During last week’s City Council meeting, we learned Park City Municipal had engaged a company called Blyncsy in a pilot to monitor cell phone signals from drivers. According to the city, these cell phone signals will be used to “better understand how our population, employee base, and visitors flow throughout town.” My concern is how our citizens’ privacy is protected.
How this type of technology typically operates is that it uses a byproduct of how your cell phone works in order to record where you go. If you have a smartphone, it usually includes WIFI and bluetooth. Your phone uses these technologies to do things like get on the internet and play music over your car speakers. Each phone, for both bluetooth and WIFI, has unique identifiers that are specific to your phone. For instance your phone’s WIFI identifier, called a mac address, looks something like this 00:0a:95:9d:68:16. Your phone’s bluetooth would have a similar looking but different address. Again, these addresses are unique in the world to your phone.
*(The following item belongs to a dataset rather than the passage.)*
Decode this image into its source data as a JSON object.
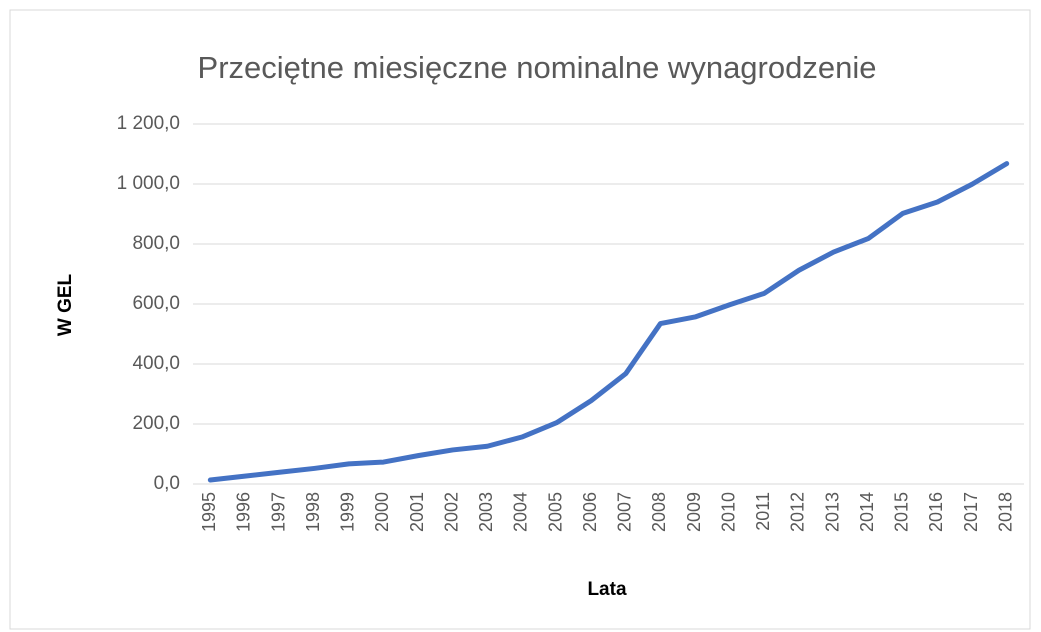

Because of the way phones work, these identifiers are broadcast fairly frequently from the phone to the outside world. Cell phone monitors then can record those addresses at various sensors along the road and track where the phone goes and where it’s currently at.
Therein lies the issue. Unless specific and proper steps are taken to anonymize the information at the right point in the process, your location information may be trackable. Furthermore, unless privacy policies are in place that define how citizens’ information can be used, your information may be used in ways you do not approve of (perhaps even sold). Finally, unless there are contracts in place that prohibit changes to how the monitoring company uses our data, allows for auditing of the monitoring company’s processes and data centers, and ensures that Park City receives annual updates on audits performed, we don’t even have minimal assurances over our citizens’ privacy.
Park City’s document on the plan says that information collected will be anonymous. Yet, that’s one of those statements that is often used but the devil is in the details. With that in mind, I have contacted Blyncsy and am planning to have a call with them on Thursday to understand their privacy policies and how our information is protected. From what I’ve heard this will be one of Blyncsy’s first installs of its kind. It will be interesting to see if they have all their ducks in a row.
Even with all of their answers, you may not like your phone being tracked. After I talk with the company, I’ll explain what you can do to avoid being tracked (you’re not going to like it). I’ll also give an example of how someone like the Mayor Jack Thomas’ phone could be tracked specifically back to him and his location monitored.
I hope Blyncsy has taken all the right steps to ensure our privacy. If so, we may have nothing to worry about (other than just the concept of being tracked).